И у нас уже имелись враги – в этом сомневаться не приходилось. Люциус Айзексон рассказал, что к концу эксгумации двух тел мальчиков, убитых до Джорджио Санторелли, в Институт явились двое, представившиеся работниками кладбища, с которого были доставлены тела, и потребовали немедленного прекращения работ. К тому времени Люциус уже успел выяснить все необходимое и почел благоразумным не вступать с ними в пререкания – но описание этих двух субъектов, вплоть до кровоподтеков на их физиономиях, удивительным образом совпало с портретами двух громил, преследовавших нас с Сарой у квартиры Санторелли. К счастью, двое экс-фараонов не признали в Люциусе детектива (скорее всего, их уволили до прихода младшего Айзексона в Управление), но пусть мы не знали, кто и с какой целью отправил этих людей на такое задание, стало яснее ясного: в Институте вести работу долее небезопасно.
Что же до результатов эксгумации, произведенной Люциусом, они были весьма обнадеживающими: оба тела носили следы того же ножа, что и в случае с Джорджио Санторелли и детьми Цвейгов. Констатировав сей факт, Маркус воткнул еще два красных флажка в большую карту Манхэттена: один в Бруклинский мост, еще один – в станцию паромной переправы на остров Эллис. Крайцлер записал на правой стороне доски даты этих убийств – 1 января и 2 февраля; там же значилась дата смерти Джорджио – 3 марта. (Схема впоследствии окажется гораздо сложнее, как с самого начала и полагал Крайцлер, нежели явное сходство номера месяца и числа.)
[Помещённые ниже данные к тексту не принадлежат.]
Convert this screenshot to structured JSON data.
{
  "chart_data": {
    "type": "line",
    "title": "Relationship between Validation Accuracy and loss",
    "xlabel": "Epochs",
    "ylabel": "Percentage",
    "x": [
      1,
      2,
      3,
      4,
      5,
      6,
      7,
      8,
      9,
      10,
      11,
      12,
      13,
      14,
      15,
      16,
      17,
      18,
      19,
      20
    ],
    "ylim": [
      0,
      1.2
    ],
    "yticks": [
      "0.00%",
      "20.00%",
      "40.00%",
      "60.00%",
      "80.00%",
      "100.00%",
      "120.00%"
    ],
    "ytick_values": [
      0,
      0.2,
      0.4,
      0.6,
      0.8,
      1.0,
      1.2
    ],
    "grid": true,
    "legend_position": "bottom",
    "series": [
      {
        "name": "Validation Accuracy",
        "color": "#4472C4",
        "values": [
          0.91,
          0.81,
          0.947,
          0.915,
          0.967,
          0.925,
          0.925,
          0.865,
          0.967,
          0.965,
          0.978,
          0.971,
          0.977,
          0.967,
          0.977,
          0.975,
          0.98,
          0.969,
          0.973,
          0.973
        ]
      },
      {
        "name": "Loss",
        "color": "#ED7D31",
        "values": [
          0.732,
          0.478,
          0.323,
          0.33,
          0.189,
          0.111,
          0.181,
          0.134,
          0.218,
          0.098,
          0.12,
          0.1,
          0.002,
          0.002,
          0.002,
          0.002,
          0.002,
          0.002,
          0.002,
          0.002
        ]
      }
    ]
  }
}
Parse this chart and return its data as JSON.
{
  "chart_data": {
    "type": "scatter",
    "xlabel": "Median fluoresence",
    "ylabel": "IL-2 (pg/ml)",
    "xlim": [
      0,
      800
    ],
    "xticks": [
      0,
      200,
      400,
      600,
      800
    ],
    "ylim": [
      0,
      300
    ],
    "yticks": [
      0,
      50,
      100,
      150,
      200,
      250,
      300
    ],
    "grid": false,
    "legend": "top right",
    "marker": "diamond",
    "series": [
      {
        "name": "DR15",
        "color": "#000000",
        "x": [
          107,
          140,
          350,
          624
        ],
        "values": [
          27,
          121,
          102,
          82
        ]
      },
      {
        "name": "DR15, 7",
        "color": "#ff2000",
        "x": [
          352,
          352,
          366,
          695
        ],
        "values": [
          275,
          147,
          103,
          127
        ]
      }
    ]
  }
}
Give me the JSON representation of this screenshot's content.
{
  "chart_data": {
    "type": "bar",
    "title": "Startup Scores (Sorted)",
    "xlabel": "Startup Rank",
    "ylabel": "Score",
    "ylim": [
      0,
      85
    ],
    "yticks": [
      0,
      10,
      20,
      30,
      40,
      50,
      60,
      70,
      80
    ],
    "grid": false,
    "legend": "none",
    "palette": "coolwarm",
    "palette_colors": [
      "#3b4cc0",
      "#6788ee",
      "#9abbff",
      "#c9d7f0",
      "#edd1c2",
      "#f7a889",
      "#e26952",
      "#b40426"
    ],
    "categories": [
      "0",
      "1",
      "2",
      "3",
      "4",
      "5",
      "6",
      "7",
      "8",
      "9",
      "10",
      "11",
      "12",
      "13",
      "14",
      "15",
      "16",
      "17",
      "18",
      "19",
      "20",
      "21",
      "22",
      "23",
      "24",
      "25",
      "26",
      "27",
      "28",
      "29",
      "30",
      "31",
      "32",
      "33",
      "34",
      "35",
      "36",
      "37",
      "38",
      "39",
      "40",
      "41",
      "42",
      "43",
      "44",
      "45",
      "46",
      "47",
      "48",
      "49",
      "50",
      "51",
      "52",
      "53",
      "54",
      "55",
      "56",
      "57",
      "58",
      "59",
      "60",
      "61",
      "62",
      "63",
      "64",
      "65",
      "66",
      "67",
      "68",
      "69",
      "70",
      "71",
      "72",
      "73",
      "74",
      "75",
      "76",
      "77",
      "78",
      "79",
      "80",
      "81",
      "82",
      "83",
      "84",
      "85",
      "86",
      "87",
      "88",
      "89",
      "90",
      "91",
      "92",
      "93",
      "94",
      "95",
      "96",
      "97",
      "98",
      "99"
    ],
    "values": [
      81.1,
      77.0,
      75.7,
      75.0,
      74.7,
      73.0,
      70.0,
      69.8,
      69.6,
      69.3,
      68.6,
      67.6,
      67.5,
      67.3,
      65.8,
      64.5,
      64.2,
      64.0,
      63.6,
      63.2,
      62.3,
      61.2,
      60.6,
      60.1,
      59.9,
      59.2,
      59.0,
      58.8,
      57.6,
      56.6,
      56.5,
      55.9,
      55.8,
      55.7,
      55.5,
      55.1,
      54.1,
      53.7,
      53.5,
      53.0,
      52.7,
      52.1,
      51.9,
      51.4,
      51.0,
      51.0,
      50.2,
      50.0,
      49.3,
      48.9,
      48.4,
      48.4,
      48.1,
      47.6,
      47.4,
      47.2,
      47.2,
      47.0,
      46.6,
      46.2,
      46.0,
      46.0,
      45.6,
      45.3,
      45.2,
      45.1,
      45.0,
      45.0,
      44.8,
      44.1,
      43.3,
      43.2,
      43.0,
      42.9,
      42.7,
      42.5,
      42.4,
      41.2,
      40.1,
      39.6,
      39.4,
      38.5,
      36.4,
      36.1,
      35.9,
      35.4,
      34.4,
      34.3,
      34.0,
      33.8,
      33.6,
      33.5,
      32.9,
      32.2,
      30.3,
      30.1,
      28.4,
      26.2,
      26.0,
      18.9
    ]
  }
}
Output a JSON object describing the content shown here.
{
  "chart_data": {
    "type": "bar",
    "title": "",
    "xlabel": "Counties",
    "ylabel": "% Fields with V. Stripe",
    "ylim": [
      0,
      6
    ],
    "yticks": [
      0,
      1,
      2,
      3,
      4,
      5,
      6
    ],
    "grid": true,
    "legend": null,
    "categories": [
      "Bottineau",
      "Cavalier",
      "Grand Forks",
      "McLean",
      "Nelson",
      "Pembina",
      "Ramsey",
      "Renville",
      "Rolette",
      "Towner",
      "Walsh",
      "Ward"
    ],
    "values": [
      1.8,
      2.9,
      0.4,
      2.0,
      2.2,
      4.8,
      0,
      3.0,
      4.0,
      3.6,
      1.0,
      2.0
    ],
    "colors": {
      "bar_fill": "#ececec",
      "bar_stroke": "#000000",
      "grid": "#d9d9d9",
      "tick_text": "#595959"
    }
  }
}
Маркус Айзексон поведал нам о своих, пока что бесплодных, усилиях объяснить способ, с помощью которого «Глории» удалось покинуть комнату в «Парез-Холле» и при этом остаться незамеченной. Сара проинформировала о том, что они с Рузвельтом выработали порядок, по которому наша группа сможет проникать на места будущих преступлений, очевидно совершенных тем же злодеем, не привлекая внимания других детективов и неуклюжих коронеров. План в очередной раз ставил под удар самого Теодора, но тот уже беспрекословно верил в Крайцлера. Я в свою очередь поделился с коллегами историей о нашем свидании с Гаррисом Марковицем. После того как выступили все, Крайцлер поднялся из-за стола и указал на грифельную доску, где, по его словам, нам и предстояло воссоздавать образ нашего воображаемого преступника: здесь будут перечисляться, пересматриваться, сверяться и комбинироваться физические и психологические зацепки, пока работа не завершится. В подтверждение своих слов он сразу потрудился записать все те факты и гипотезы, которыми обросло следствие за минувшие дни.
Когда он закончил, обнаружилось, что на безбрежной черной плоскости осталось бесценно мало меловых отметок. И при этом, предупредил Крайцлер, многие здесь надолго не задержатся. Мел, сказал он, – подтверждение тому, сколько ошибок нам всем предстоит сделать по пути. Мы ступили на неисследованную территорию, и нас не должны смущать неудачи и трудности, равно как и объемы того материала, коим нам предстоит овладеть. Часть аудитории сие решительное заявление несколько смутило; после чего Крайцлер извлек четыре идентичные стопы книг и бумаг.